I'll run a finger over your belly, marveling at the uncanny softness of your skin, wondering if silk would abrade your body like burlap. Then you'll writhe, twisting your body while poking out your legs one at a time, and I'll recognize the gesture as one I had felt you do inside me, many times. So that's what it looks like.
 I'll feel elated at this evidence of a unique mother-child bond, this certitude that you're the one I carried. Even if I had never laid eyes on you before, I'd be able to pick you out from a sea of babies: Not that one. No, not her either. Wait, that one over there.

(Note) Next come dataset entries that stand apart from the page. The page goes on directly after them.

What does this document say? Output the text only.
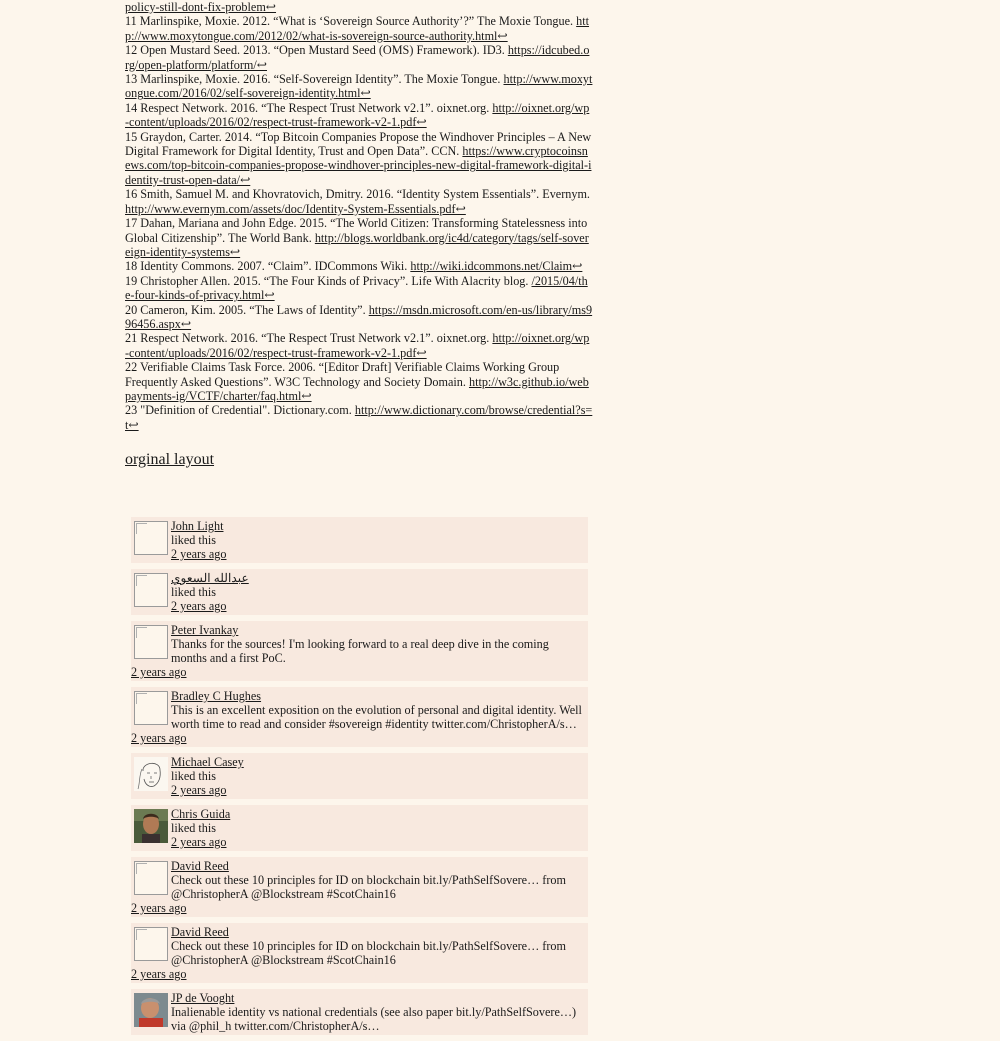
policy-still-dont-fix-problem↩

11 Marlinspike, Moxie. 2012. “What is ‘Sovereign Source Authority’?” The Moxie Tongue. http://www.moxytongue.com/2012/02/what-is-sovereign-source-authority.html↩

12 Open Mustard Seed. 2013. “Open Mustard Seed (OMS) Framework). ID3. https://idcubed.org/open-platform/platform/↩

13 Marlinspike, Moxie. 2016. “Self-Sovereign Identity”. The Moxie Tongue. http://www.moxytongue.com/2016/02/self-sovereign-identity.html↩

14 Respect Network. 2016. “The Respect Trust Network v2.1”. oixnet.org. http://oixnet.org/wp-content/uploads/2016/02/respect-trust-framework-v2-1.pdf↩

15 Graydon, Carter. 2014. “Top Bitcoin Companies Propose the Windhover Principles – A New Digital Framework for Digital Identity, Trust and Open Data”. CCN. https://www.cryptocoinsnews.com/top-bitcoin-companies-propose-windhover-principles-new-digital-framework-digital-identity-trust-open-data/↩

16 Smith, Samuel M. and Khovratovich, Dmitry. 2016. “Identity System Essentials”. Evernym. http://www.evernym.com/assets/doc/Identity-System-Essentials.pdf↩

17 Dahan, Mariana and John Edge. 2015. “The World Citizen: Transforming Statelessness into Global Citizenship”. The World Bank. http://blogs.worldbank.org/ic4d/category/tags/self-sovereign-identity-systems↩

18 Identity Commons. 2007. “Claim”. IDCommons Wiki. http://wiki.idcommons.net/Claim↩

19 Christopher Allen. 2015. “The Four Kinds of Privacy”. Life With Alacrity blog. /2015/04/the-four-kinds-of-privacy.html↩

20 Cameron, Kim. 2005. “The Laws of Identity”. https://msdn.microsoft.com/en-us/library/ms996456.aspx↩

21 Respect Network. 2016. “The Respect Trust Network v2.1”. oixnet.org. http://oixnet.org/wp-content/uploads/2016/02/respect-trust-framework-v2-1.pdf↩

22 Verifiable Claims Task Force. 2006. “[Editor Draft] Verifiable Claims Working Group Frequently Asked Questions”. W3C Technology and Society Domain. http://w3c.github.io/webpayments-ig/VCTF/charter/faq.html↩

23 "Definition of Credential". Dictionary.com. http://www.dictionary.com/browse/credential?s=t↩

orginal layout
John Light
liked this
2 years ago
عبدالله السعوي
liked this
2 years ago
Peter Ivankay
Thanks for the sources! I'm looking forward to a real deep dive in the coming months and a first PoC.
2 years ago
Bradley C Hughes
This is an excellent exposition on the evolution of personal and digital identity. Well worth time to read and consider #sovereign #identity twitter.com/ChristopherA/s…
2 years ago
Michael Casey
liked this
2 years ago
Chris Guida
liked this
2 years ago
David Reed
Check out these 10 principles for ID on blockchain bit.ly/PathSelfSovere… from @ChristopherA @Blockstream #ScotChain16
2 years ago
David Reed
Check out these 10 principles for ID on blockchain bit.ly/PathSelfSovere… from @ChristopherA @Blockstream #ScotChain16
2 years ago
JP de Vooght
Inalienable identity vs national credentials (see also paper bit.ly/PathSelfSovere…) via @phil_h twitter.com/ChristopherA/s…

Yes, that's her. She's mine."
- Ted Chiang, "The Story of Your Life"
 
Something that the movie Arrival manages to do well is how it captures the magnitude of the loss of a child. The sense of grief is just sharp enough to be palpable, the melancholic undertones and the scene transitions complete with the visuals and background piano music gives give the feel of an elegy. It's what the story fails to make you feel. Chiang's characters are awfully dry and impassive; there is hardly any emotional pull. But it's something he is aware of and not very concerned about. "I do want there to be a depth of human feeling in my work, but that's not my primary goal as a writer," he says. "My primary goal has to do with engaging in philosophical questions and thought experiments, trying to work out the consequences of certain ideas."